I started peeling off the gown, but my hands shook. I’d taken worse beatings, but never in front of a crowd, never with so many goddamn witnesses. I forced my legs over the edge of the bed and tried to breathe through the spike of pain in my ribs.
Red leaned in, her breath hot and full of coffee. “If you puke, aim for the nurse,” she said. “She’s a bitch.”
Vin looked at the IV in my arm, then at me. “You want a hand?”
I ripped the tape, yanked the needle, and watched blood bead up along the vein. “All good,” I said, but it came out like a lie.
I dressed fast, teeth gritted. The jeans felt like sandpaper, the t-shirt stuck to my chest where the nurses had shaved a patch for the heart monitor pads. I left the Santa suit in a heap on the floor.
“You got everything?” Vin asked.
“Not quite.” I looked at Red. “Where’s my knife?”
She grinned, reached into her purse, and handed me the K-bar, still in its sheath. “Wouldn’t want you to feel naked.”
Vin watched all of this, patient but not gentle. “We’re leaving now,” he said. “You got a problem with that?”
I shook my head.
He moved to the door, checked the hall, then nodded at Red, who slipped out first, hips swinging like she owned the building. She tossed a wink over her shoulder at me, then flipped off the nurse at the station, who’d just started to notice the cigarette smoke and the lack of hospital decorum.
I slid off the bed and followed, slow at first, then faster as the adrenaline started up again. My legs felt like broken broomsticks, but I wasn’t going to show it.
We made it halfway to the elevator before a nurse caught up, waving her arms and squawking about protocols and paperwork.
“You can’t just walk out,” she said, blocking our way.
Red smiled sweetly, then blew smoke in her face. “Against medical advice, sugar. Write it down in your little book.”
Vin handed her a slip of paper, a fake-out. “Here’s his discharge,” he said. “You want the copay, send it to the club.”
She hesitated, unsure whether to escalate. Vin made it easy as he stepped closer, crowding her personal space, and looked down at her like a wolf deciding whether to eat the sheep or just knock it over for fun.
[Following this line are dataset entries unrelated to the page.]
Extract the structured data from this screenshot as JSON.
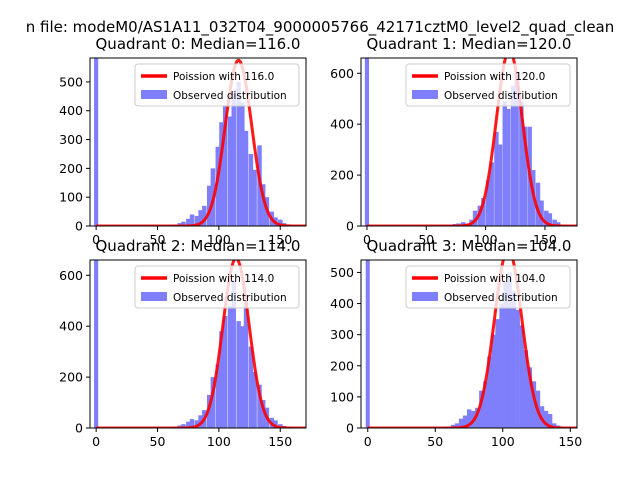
{
  "figure_title": "n file: modeM0/AS1A11_032T04_9000005766_42171cztM0_level2_quad_clean",
  "colors": {
    "poisson": "#ff0000",
    "hist": "#7f7ffb",
    "axis": "#000000"
  },
  "chart_data": [
    {
      "type": "bar",
      "title": "Quadrant 0: Median=116.0",
      "xlim": [
        -5,
        171
      ],
      "ylim": [
        0,
        583
      ],
      "xticks": [
        0,
        50,
        100,
        150
      ],
      "yticks": [
        0,
        100,
        200,
        300,
        400,
        500
      ],
      "legend": [
        "Poission with 116.0",
        "Observed distribution"
      ],
      "legend_position": "upper right",
      "median": 116.0,
      "bin_width": 3.4,
      "spike": {
        "x": 0,
        "value": 583
      },
      "hist_x": [
        61,
        65,
        68,
        71,
        75,
        78,
        82,
        85,
        88,
        92,
        95,
        99,
        102,
        105,
        109,
        112,
        116,
        119,
        122,
        126,
        129,
        133,
        136,
        139,
        143,
        146,
        150,
        153,
        156,
        160,
        163
      ],
      "hist_y": [
        3,
        5,
        10,
        15,
        25,
        40,
        35,
        55,
        70,
        140,
        200,
        275,
        360,
        420,
        380,
        470,
        500,
        430,
        330,
        250,
        195,
        280,
        145,
        100,
        50,
        30,
        22,
        10,
        5,
        3,
        2
      ]
    },
    {
      "type": "bar",
      "title": "Quadrant 1: Median=120.0",
      "xlim": [
        -5,
        177
      ],
      "ylim": [
        0,
        660
      ],
      "xticks": [
        0,
        50,
        100,
        150
      ],
      "yticks": [
        0,
        200,
        400,
        600
      ],
      "legend": [
        "Poission with 120.0",
        "Observed distribution"
      ],
      "legend_position": "upper right",
      "median": 120.0,
      "bin_width": 3.5,
      "spike": {
        "x": 0,
        "value": 660
      },
      "hist_x": [
        63,
        67,
        70,
        74,
        77,
        81,
        84,
        88,
        91,
        95,
        98,
        102,
        105,
        109,
        112,
        116,
        119,
        123,
        126,
        130,
        133,
        137,
        140,
        144,
        147,
        151,
        154,
        158,
        161,
        165,
        168
      ],
      "hist_y": [
        3,
        3,
        5,
        8,
        10,
        15,
        10,
        25,
        60,
        80,
        110,
        180,
        250,
        370,
        320,
        490,
        460,
        550,
        600,
        490,
        390,
        390,
        220,
        170,
        100,
        60,
        50,
        25,
        15,
        5,
        3
      ]
    },
    {
      "type": "bar",
      "title": "Quadrant 2: Median=114.0",
      "xlim": [
        -5,
        171
      ],
      "ylim": [
        0,
        660
      ],
      "xticks": [
        0,
        50,
        100,
        150
      ],
      "yticks": [
        0,
        200,
        400,
        600
      ],
      "legend": [
        "Poission with 114.0",
        "Observed distribution"
      ],
      "legend_position": "upper right",
      "median": 114.0,
      "bin_width": 3.4,
      "spike": {
        "x": 0,
        "value": 660
      },
      "hist_x": [
        61,
        65,
        68,
        71,
        75,
        78,
        82,
        85,
        88,
        92,
        95,
        99,
        102,
        105,
        109,
        112,
        116,
        119,
        122,
        126,
        129,
        133,
        136,
        139,
        143,
        146,
        150,
        153,
        156,
        160,
        163
      ],
      "hist_y": [
        3,
        5,
        10,
        15,
        25,
        35,
        30,
        50,
        70,
        130,
        200,
        250,
        380,
        440,
        480,
        580,
        420,
        400,
        500,
        320,
        220,
        170,
        110,
        80,
        40,
        30,
        15,
        8,
        5,
        3,
        2
      ]
    },
    {
      "type": "bar",
      "title": "Quadrant 3: Median=104.0",
      "xlim": [
        -5,
        155
      ],
      "ylim": [
        0,
        540
      ],
      "xticks": [
        0,
        50,
        100,
        150
      ],
      "yticks": [
        0,
        100,
        200,
        300,
        400,
        500
      ],
      "legend": [
        "Poission with 104.0",
        "Observed distribution"
      ],
      "legend_position": "upper right",
      "median": 104.0,
      "bin_width": 3.0,
      "spike": {
        "x": 0,
        "value": 540
      },
      "hist_x": [
        57,
        60,
        63,
        66,
        69,
        72,
        75,
        78,
        81,
        84,
        87,
        90,
        93,
        96,
        99,
        102,
        105,
        108,
        111,
        114,
        117,
        120,
        123,
        126,
        129,
        132,
        135,
        138,
        141,
        144,
        147
      ],
      "hist_y": [
        3,
        5,
        10,
        15,
        30,
        40,
        60,
        55,
        65,
        120,
        150,
        230,
        300,
        350,
        400,
        470,
        500,
        440,
        380,
        330,
        250,
        195,
        150,
        120,
        70,
        55,
        45,
        15,
        8,
        3,
        2
      ]
    }
  ]
}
She took a step back, hands up. “I’ll call security.”
Red laughed. “Do it. Last time they tried, they ended up with two broken walkies and a lawsuit.” She tapped her temple. “Precedent.”
Vin held the elevator door, and we crammed in, the three of us pressed together like a pack of dogs in a phone booth. The ride down was silent except for the rattle of the elevator and the wet wheeze of my breathing.
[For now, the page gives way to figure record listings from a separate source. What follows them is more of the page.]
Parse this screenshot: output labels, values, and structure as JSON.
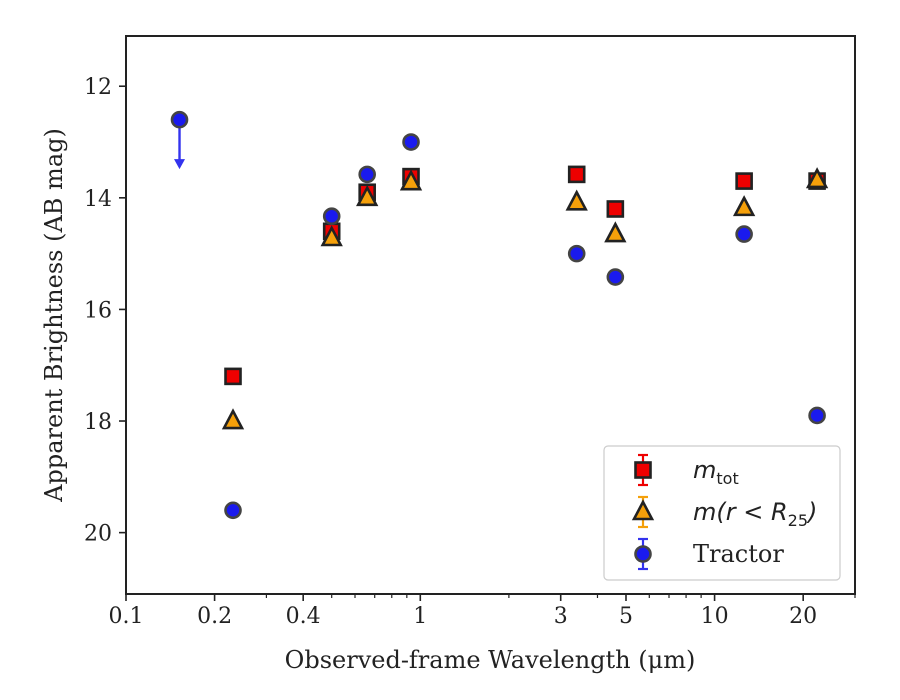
{
  "chart_data": {
    "type": "scatter",
    "xlabel": "Observed-frame Wavelength (μm)",
    "ylabel": "Apparent Brightness (AB mag)",
    "x_scale": "log",
    "y_inverted": true,
    "xlim": [
      0.1,
      30
    ],
    "ylim": [
      21.1,
      11.1
    ],
    "x_ticks": [
      {
        "value": 0.1,
        "label": "0.1"
      },
      {
        "value": 0.2,
        "label": "0.2"
      },
      {
        "value": 0.4,
        "label": "0.4"
      },
      {
        "value": 1,
        "label": "1"
      },
      {
        "value": 3,
        "label": "3"
      },
      {
        "value": 5,
        "label": "5"
      },
      {
        "value": 10,
        "label": "10"
      },
      {
        "value": 20,
        "label": "20"
      }
    ],
    "y_ticks": [
      {
        "value": 12,
        "label": "12"
      },
      {
        "value": 14,
        "label": "14"
      },
      {
        "value": 16,
        "label": "16"
      },
      {
        "value": 18,
        "label": "18"
      },
      {
        "value": 20,
        "label": "20"
      }
    ],
    "grid": false,
    "legend_position": "bottom-right",
    "series": [
      {
        "name": "m_tot",
        "legend": {
          "main": "m",
          "sub": "tot"
        },
        "marker": "square",
        "color": "#ee0000",
        "edge_color": "#222222",
        "points": [
          {
            "x": 0.231,
            "y": 17.2
          },
          {
            "x": 0.5,
            "y": 14.6
          },
          {
            "x": 0.66,
            "y": 13.9
          },
          {
            "x": 0.93,
            "y": 13.62
          },
          {
            "x": 3.4,
            "y": 13.58
          },
          {
            "x": 4.6,
            "y": 14.2
          },
          {
            "x": 12.6,
            "y": 13.7
          },
          {
            "x": 22.3,
            "y": 13.7
          }
        ]
      },
      {
        "name": "m(r < R_25)",
        "legend": {
          "main": "m(r < R",
          "sub": "25",
          "after": ")"
        },
        "marker": "triangle",
        "color": "#f5a00a",
        "edge_color": "#222222",
        "points": [
          {
            "x": 0.231,
            "y": 18.0
          },
          {
            "x": 0.5,
            "y": 14.72
          },
          {
            "x": 0.66,
            "y": 14.0
          },
          {
            "x": 0.93,
            "y": 13.72
          },
          {
            "x": 3.4,
            "y": 14.08
          },
          {
            "x": 4.6,
            "y": 14.65
          },
          {
            "x": 12.6,
            "y": 14.18
          },
          {
            "x": 22.3,
            "y": 13.68
          }
        ]
      },
      {
        "name": "Tractor",
        "legend": {
          "main": "Tractor"
        },
        "marker": "circle",
        "color": "#1a1aee",
        "edge_color": "#444444",
        "points": [
          {
            "x": 0.152,
            "y": 12.6,
            "upper_limit": true
          },
          {
            "x": 0.231,
            "y": 19.6
          },
          {
            "x": 0.5,
            "y": 14.33
          },
          {
            "x": 0.66,
            "y": 13.58
          },
          {
            "x": 0.93,
            "y": 13.0
          },
          {
            "x": 3.4,
            "y": 15.0
          },
          {
            "x": 4.6,
            "y": 15.42
          },
          {
            "x": 12.6,
            "y": 14.65
          },
          {
            "x": 22.3,
            "y": 17.9
          }
        ]
      }
    ]
  }
}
At the ground floor, Vin led the way out, straight through the lobby, past the security guard who didn’t even bother to get up from his plastic chair. Red gave him a little wave, then handed him a lighter as we passed.
Outside, the cold hit like a bag of gravel. My teeth rattled, but I kept moving. The parking lot was empty, except for three bikes lined up under the sodium lights. Mine was at the end, a battered old Harley with more duct tape than chrome.
I moved toward it, slow and stiff.
Red made a show of swinging her leg over her bike and firing it up. “You sure you don’t wanna ride bitch?” she asked, laughing.
I shook my head. “I ride my own.”
Vin smiled, just a twitch at the corner of his mouth. “That’s gospel,” he said, and got on his bike.
I straddled the Harley, hands clumsy on the grips. Kickstarting the thing was agony, but I did it anyway, because the alternative was lying down and never getting up again.
The engine roared to life, shaking my bones loose. The sound was ugly, raw, and perfect.
Red pulled up next to me. “You good, Ax?”